Lawsuits allege abuse at West Side Presbyterian ministries

SHARE Lawsuits allege abuse at West Side Presbyterian ministries
SHARE Lawsuits allege abuse at West Side Presbyterian ministries

Two separate lawsuits filed by seven men allege a series of sexual abuses against adolescent boys by a Presbyterian pastor from the early 1980s through the late ’90s at ministries in the Austin and Ukrainian Village neighborhoods.

The suits were filed Wednesday in Cook County Circuit Court by John Does 1-3 and John Does 1-4, respectively.

The suit filed by John Does 1-4 said they were molested by Pastor Douglas Mason at San Marcos Youth Ministry. The men were between 11 and 14 years old when they were abused at different points between 1991 and 1999, the suit claims.

Mason allegedly paid for the boys’ tuition to St. Gregory the Great High School and would check each of them out of class at least once a month to molest them. The suit also lists the Archdiocese of Chicago, which runs the high schools as a defendant, claiming administrators never reported those visits to the boys’ parents or guardians.

That suit also claims the Presbytery of Chicago, which ran the youth ministry, acted negligently. The Presbytery could not be reached Thursday night for comment, and a spokeswoman for the Archdiocese said officials there had not yet reviewed the suit.

The second suit was filed by three more men who claim they were between 11 and 13 when they were abused.
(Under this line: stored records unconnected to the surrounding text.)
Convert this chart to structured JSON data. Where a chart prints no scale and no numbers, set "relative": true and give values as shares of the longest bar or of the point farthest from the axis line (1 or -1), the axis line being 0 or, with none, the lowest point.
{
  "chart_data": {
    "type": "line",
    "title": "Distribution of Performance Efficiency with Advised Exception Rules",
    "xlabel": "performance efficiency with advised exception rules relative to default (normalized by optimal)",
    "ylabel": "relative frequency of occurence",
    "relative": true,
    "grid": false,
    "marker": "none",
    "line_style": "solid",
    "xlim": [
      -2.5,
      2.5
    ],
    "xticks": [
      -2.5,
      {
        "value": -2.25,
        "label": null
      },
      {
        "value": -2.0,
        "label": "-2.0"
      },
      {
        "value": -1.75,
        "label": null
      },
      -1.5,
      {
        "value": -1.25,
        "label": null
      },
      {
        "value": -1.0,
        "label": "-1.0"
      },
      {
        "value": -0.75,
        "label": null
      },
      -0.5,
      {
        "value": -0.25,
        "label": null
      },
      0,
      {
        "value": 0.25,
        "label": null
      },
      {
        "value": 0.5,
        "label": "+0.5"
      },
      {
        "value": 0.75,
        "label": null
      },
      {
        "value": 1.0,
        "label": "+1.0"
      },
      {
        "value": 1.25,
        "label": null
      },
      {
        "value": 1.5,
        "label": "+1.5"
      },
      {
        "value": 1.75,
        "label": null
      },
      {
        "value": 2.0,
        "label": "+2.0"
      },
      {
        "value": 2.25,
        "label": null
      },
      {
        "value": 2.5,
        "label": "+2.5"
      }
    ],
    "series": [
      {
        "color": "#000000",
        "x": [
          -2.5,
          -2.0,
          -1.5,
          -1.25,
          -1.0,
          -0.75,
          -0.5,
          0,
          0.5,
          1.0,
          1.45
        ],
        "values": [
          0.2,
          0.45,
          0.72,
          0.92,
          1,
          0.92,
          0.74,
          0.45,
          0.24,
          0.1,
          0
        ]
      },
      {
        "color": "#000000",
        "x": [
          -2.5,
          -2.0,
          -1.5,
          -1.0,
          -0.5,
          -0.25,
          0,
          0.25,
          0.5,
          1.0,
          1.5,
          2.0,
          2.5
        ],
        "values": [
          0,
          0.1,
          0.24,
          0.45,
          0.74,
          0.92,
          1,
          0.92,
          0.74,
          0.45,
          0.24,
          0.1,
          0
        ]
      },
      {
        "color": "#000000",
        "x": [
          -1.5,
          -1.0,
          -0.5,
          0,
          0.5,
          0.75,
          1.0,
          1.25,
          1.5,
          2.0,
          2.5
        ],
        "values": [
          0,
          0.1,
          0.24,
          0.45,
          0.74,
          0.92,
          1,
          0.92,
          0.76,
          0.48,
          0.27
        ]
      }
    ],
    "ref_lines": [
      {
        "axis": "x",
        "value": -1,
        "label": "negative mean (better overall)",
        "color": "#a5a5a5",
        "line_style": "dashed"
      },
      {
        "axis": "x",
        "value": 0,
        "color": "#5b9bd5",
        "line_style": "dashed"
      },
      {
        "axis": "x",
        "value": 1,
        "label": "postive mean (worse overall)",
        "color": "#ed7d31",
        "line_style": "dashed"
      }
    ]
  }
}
Their lawsuit alleges Mason sexually abused them between 1982 and 1986, including inside Austin United Presbyterian Church.

In both suits, the men allege the Presbytery of Chicago ignored warnings that Mason was a pedophile.

A statement was issued Thursday by Survivors Network of Those Abused by Priests, asking for action from Catholic and Presbyterian officials on the allegations.

“They can sit comfortably in their fancy offices, hiding behind expensive lawyers and using smart public relations professionals to duck, dodge and deny,” the statement said. “Or they can get out into local churches, act like real shepherds, and seek out young men who may have suffered horrific childhood trauma…”

The 81-page suit filed by the four John Does seeks more than $1.2 million in damages.

The 37-page, nine-count complaint filed by the other three men alleges negligence and fraudulent concealment, and seeks more than $450,000 in damages.